As a gay black man from Mississippi—a place known for oppression, racial discrimination, and ignorance—you will have to suffer, work extremely hard, and try to figure who you are. That is unless you fall into the cycle of drugs, alcoholism, and poverty like so many before me. Such was the lot for a young black boy in the Mississippi Delta; always searching for a light in the darkest of places and hoping to be seen as more than just a statistic or a burden.
I was about 12 years old when I first felt the sting of discrimination and racism. I was campaigning for my uncle to be reelected as a local political official. I was handing out information when a white family came by and suddenly their little girl shouted a very derogatory word that many blacks had historically been called. Her parents quickly pushed her along and soon they were out of sight. Words cannot express how I felt and how shattered I was to know that I had been labeled in such a hateful way, especially by someone who knew nothing about me except the color of my skin. I vowed then and there that I would exceed all expectations placed upon me and use all that I had been given from my family, teachers, and peers to be someone in a world where my ancestors where viewed as no one.
So how did I end up here? How does a country boy from Mississippi end up in Kansas City? It’s a bit strange—but fate can be that way. I was working at Delta State University in Cleveland, MS as I was working to complete my Master’s of Science degree in Community Development. I felt my career was at a standstill and I heard that voice saying: it’s time to move on and start over. I traveled frequently but I hadn’t lived anywhere except Mississippi. Sometimes we become so comfortable with what we know, it can be very difficult to leave. Even if that place represents a painful past, at least you know what to expect, but hopefully remain optimistic that things will evolve in one way or another.
Suddenly an e-mail came in requesting an interview for a position in Kansas City. Before I knew it, comprehensive exams were over, graduation was in the rear-view mirror, and the sign ahead said—next stop, Kansas City! A thousand thoughts clouded my mind as I approached the city of fountains, but one thought was clear: Toto, we are not in Mississippi anymore!
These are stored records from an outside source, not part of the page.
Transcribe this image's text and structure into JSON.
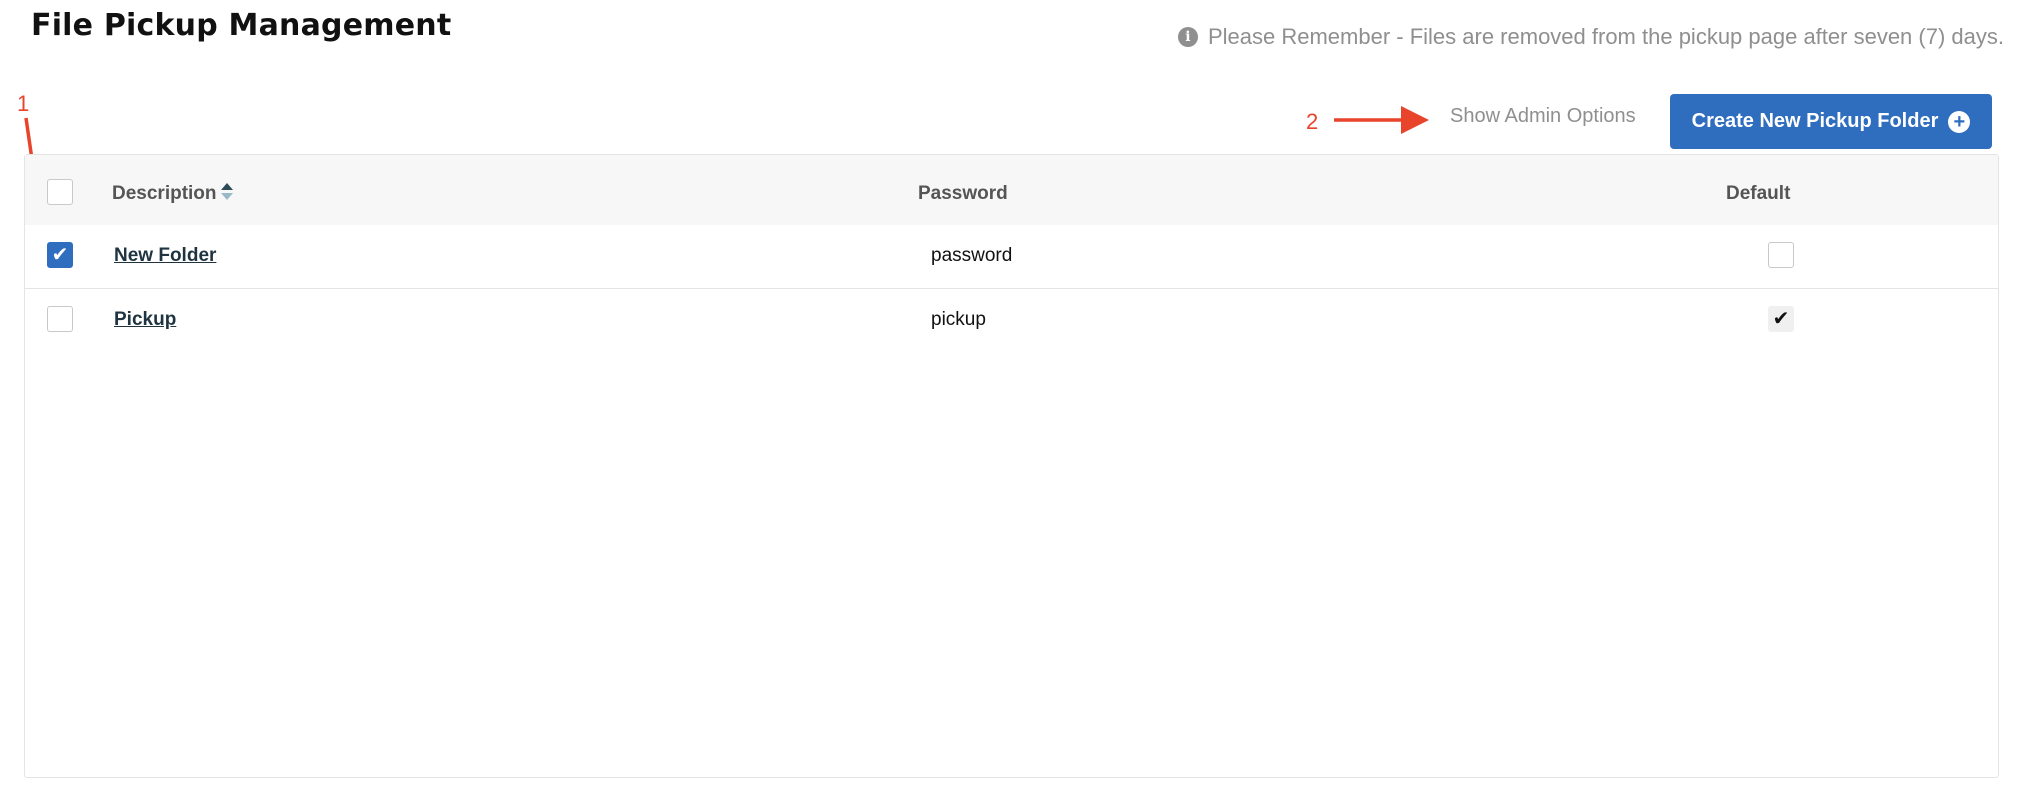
{
  "header": {
    "title": "File Pickup Management",
    "notice_icon": "info-circle-icon",
    "notice": "Please Remember - Files are removed from the pickup page after seven (7) days."
  },
  "annotations": {
    "marker_1": "1",
    "marker_2": "2",
    "color": "#e8442c"
  },
  "toolbar": {
    "admin_options_label": "Show Admin Options",
    "create_button_label": "Create New Pickup Folder",
    "create_button_icon": "plus-circle-icon",
    "accent_color": "#2f6dbf"
  },
  "table": {
    "columns": {
      "description": "Description",
      "password": "Password",
      "default": "Default"
    },
    "sort_column": "description",
    "rows": [
      {
        "description": "New Folder",
        "password": "password",
        "selected": true,
        "is_default": false
      },
      {
        "description": "Pickup",
        "password": "pickup",
        "selected": false,
        "is_default": true
      }
    ]
  }
}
What was once a humid fall breeze turned to snow fall with a temperature of 4 degrees. Where there was once family and friends all over town, there was only me. Before I knew it, I was Mary Tyler Moore; single and making it on my own in a new city with no one to talk to. I was beaming with the hope that this new chapter would be even brighter than the one before. I wanted to be free from the societal constraints I had become so accustomed to and hopefully have an opportunity to embrace more things about myself and others.
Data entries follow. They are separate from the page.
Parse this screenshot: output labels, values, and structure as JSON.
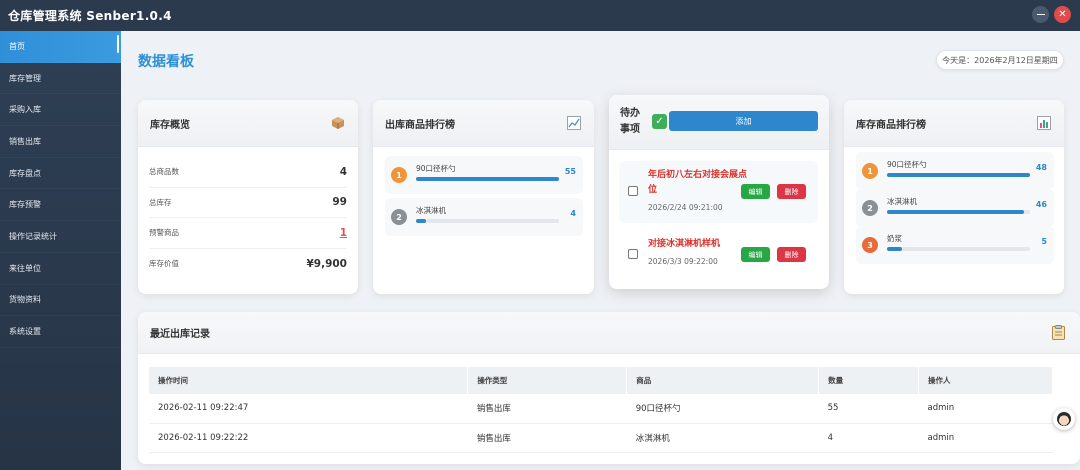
{
  "window": {
    "title": "仓库管理系统 Senber1.0.4"
  },
  "sidebar": {
    "items": [
      {
        "label": "首页",
        "active": true
      },
      {
        "label": "库存管理"
      },
      {
        "label": "采购入库"
      },
      {
        "label": "销售出库"
      },
      {
        "label": "库存盘点"
      },
      {
        "label": "库存预警"
      },
      {
        "label": "操作记录统计"
      },
      {
        "label": "来往单位"
      },
      {
        "label": "货物资料"
      },
      {
        "label": "系统设置"
      }
    ]
  },
  "header": {
    "title": "数据看板",
    "today": "今天是：2026年2月12日星期四"
  },
  "overview": {
    "title": "库存概览",
    "icon": "package-icon",
    "rows": [
      {
        "label": "总商品数",
        "value": "4"
      },
      {
        "label": "总库存",
        "value": "99"
      },
      {
        "label": "预警商品",
        "value": "1"
      },
      {
        "label": "库存价值",
        "value": "¥9,900"
      }
    ]
  },
  "outbound_rank": {
    "title": "出库商品排行榜",
    "icon": "trend-chart-icon",
    "items": [
      {
        "rank": "1",
        "name": "90口径杯勺",
        "value": "55",
        "fraction": 1.0
      },
      {
        "rank": "2",
        "name": "冰淇淋机",
        "value": "4",
        "fraction": 0.073
      }
    ]
  },
  "todo": {
    "title": "待办事项",
    "add_label": "添加",
    "edit_label": "编辑",
    "delete_label": "删除",
    "items": [
      {
        "text": "年后初八左右对接会展点位",
        "date": "2026/2/24 09:21:00"
      },
      {
        "text": "对接冰淇淋机样机",
        "date": "2026/3/3 09:22:00"
      }
    ]
  },
  "stock_rank": {
    "title": "库存商品排行榜",
    "icon": "bar-chart-icon",
    "items": [
      {
        "rank": "1",
        "name": "90口径杯勺",
        "value": "48",
        "fraction": 1.0
      },
      {
        "rank": "2",
        "name": "冰淇淋机",
        "value": "46",
        "fraction": 0.958
      },
      {
        "rank": "3",
        "name": "奶浆",
        "value": "5",
        "fraction": 0.104
      }
    ]
  },
  "records": {
    "title": "最近出库记录",
    "icon": "clipboard-icon",
    "columns": [
      "操作时间",
      "操作类型",
      "商品",
      "数量",
      "操作人"
    ],
    "rows": [
      [
        "2026-02-11 09:22:47",
        "销售出库",
        "90口径杯勺",
        "55",
        "admin"
      ],
      [
        "2026-02-11 09:22:22",
        "销售出库",
        "冰淇淋机",
        "4",
        "admin"
      ]
    ]
  },
  "colors": {
    "accent": "#2e86cc",
    "sidebar": "#2f3f54",
    "danger": "#dc3545",
    "success": "#28a745"
  }
}
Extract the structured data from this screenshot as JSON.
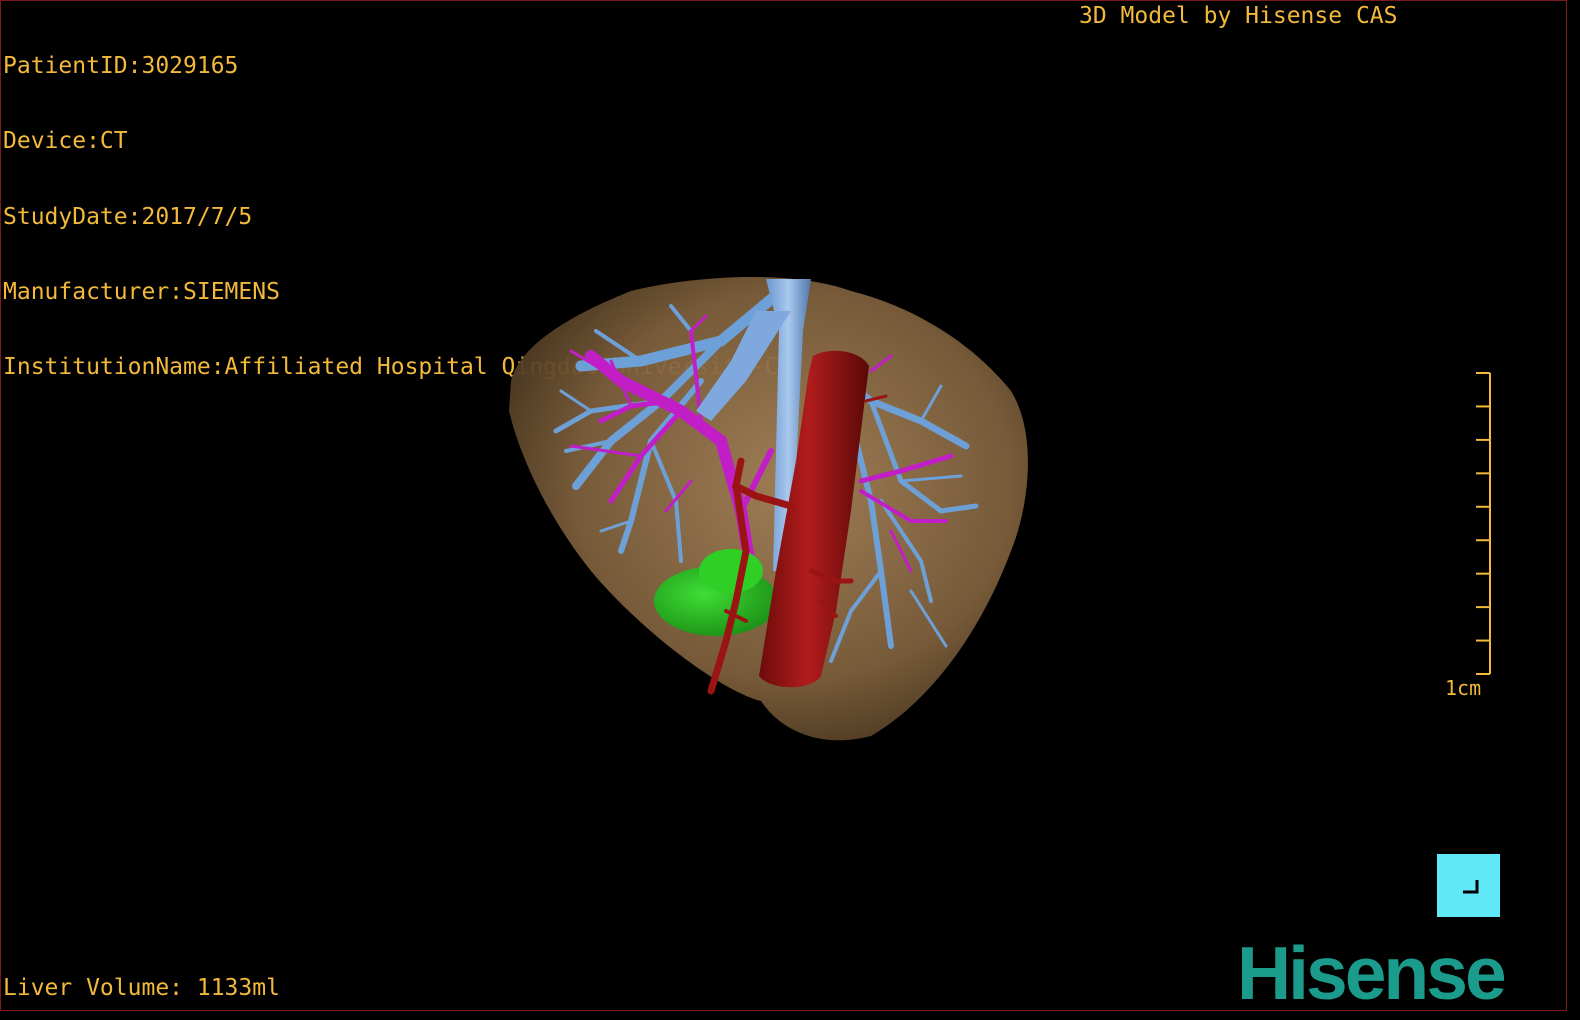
{
  "header": {
    "patient_id": "PatientID:3029165",
    "device": "Device:CT",
    "study_date": "StudyDate:2017/7/5",
    "manufacturer": "Manufacturer:SIEMENS",
    "institution": "InstitutionName:Affiliated Hospital Qingdao University-C",
    "credit": "3D Model by Hisense CAS"
  },
  "footer": {
    "liver_volume": "Liver Volume: 1133ml"
  },
  "scale": {
    "label": "1cm",
    "ticks": 10
  },
  "brand": {
    "logo_text": "Hisense",
    "color": "#1a9b8c"
  },
  "colors": {
    "overlay_text": "#f2b93b",
    "liver": "#8a6a45",
    "hepatic_vein": "#6ea0d8",
    "portal_vein": "#c21ec8",
    "artery_ivc": "#9b1414",
    "gallbladder": "#27b41f",
    "corner_button": "#5fe8f6"
  },
  "icons": {
    "corner_button": "corner-bracket-icon"
  }
}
That was almost four years ago. Since then, Kansas City has been a yellow brick road of blessings for me in many ways. I have made so many amazing friends—and embraced many new opportunities and journeys. I was extremely proud to become affiliated with the Kansas City Center of Inclusion. KCCI actively seeks to provide safe, inclusive LGBTQIA+ community spaces where people can come for education, resources, and activities, as well as support a more cohesive LGBTQIA+ community in the greater Kansas City area. I have the honor of serving as the chairman of the Board of Directors.
Many people ask me, what was it like being a black gay man from the south? I respond saying it’s like having a target on every corner of your back—knowing that you will be aimed at by almost everyone you meet because of your origin, your color, your sex, or your sexuality. In other words, discouraging, empty, but forever hopeful and striving for change.
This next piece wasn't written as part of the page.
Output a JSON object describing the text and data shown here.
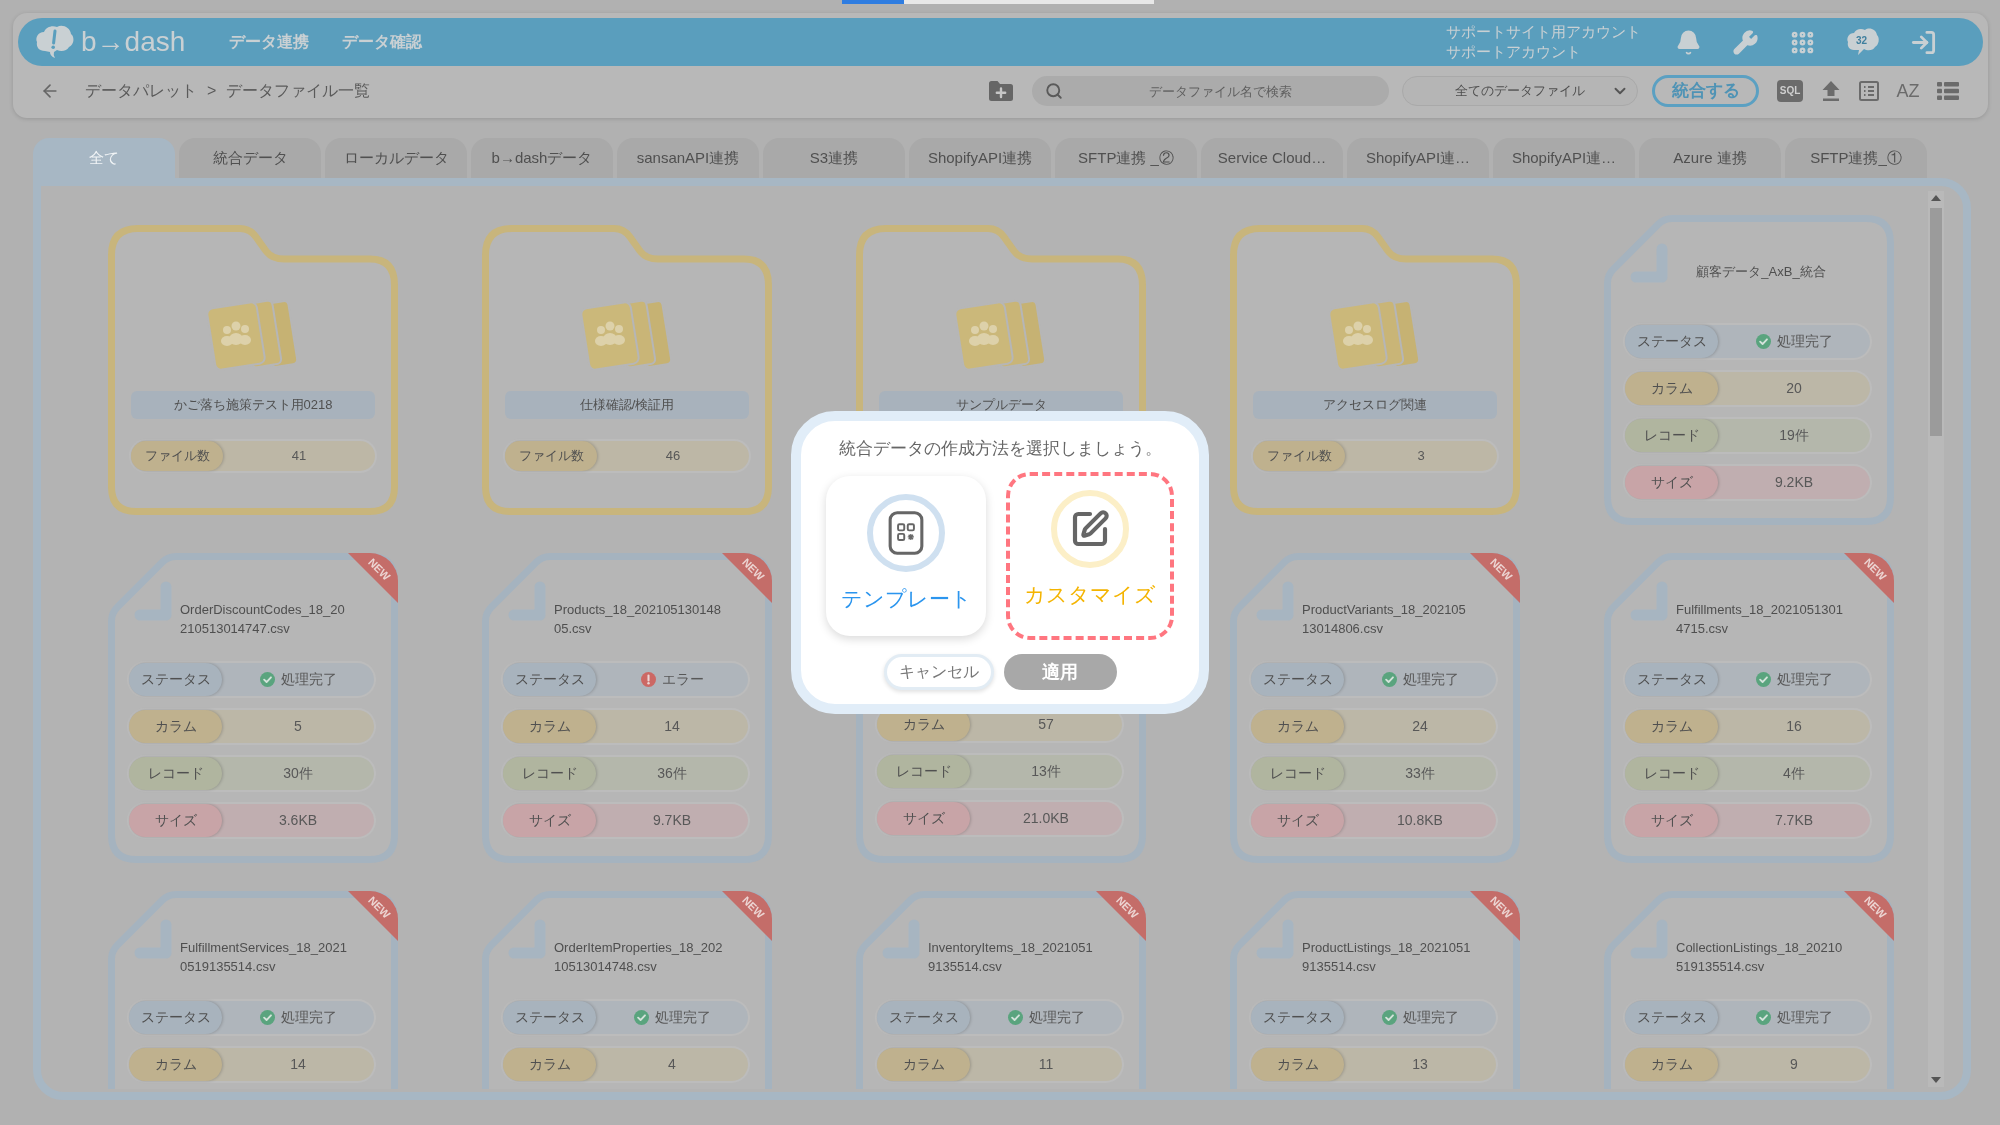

So what have I learned? I’ve learned that we have made progress in some areas, but not enough. I’ve learned that moving states doesn’t change the thoughts or the perceptions of yourself or people around you. We should feel free to walk in who ever we are, where ever we are, and with whomever we choose to do so with. We stand of the shoulders of titans! People who changed the world with their acts of service, sacrifice, and veracity. They gave their lives so that we could live in a world free from oppressive chains, senseless death, and broken hearts. Because they dared to stand, we have the ability to walk. It is my hope that because we can stand, those behind will be able to run. I hope they will know what it truly means to be free and not just free-ish.
—Stedmond Ware is an award-winning poet and published author of the book Mosaic Journey: Pieces of Me. Stedmond is a native of Mississippi and moved to Kansas City in 2016 where he now works as a portfolio manager in the North Central Region Office of the Corporation for National and Community Service.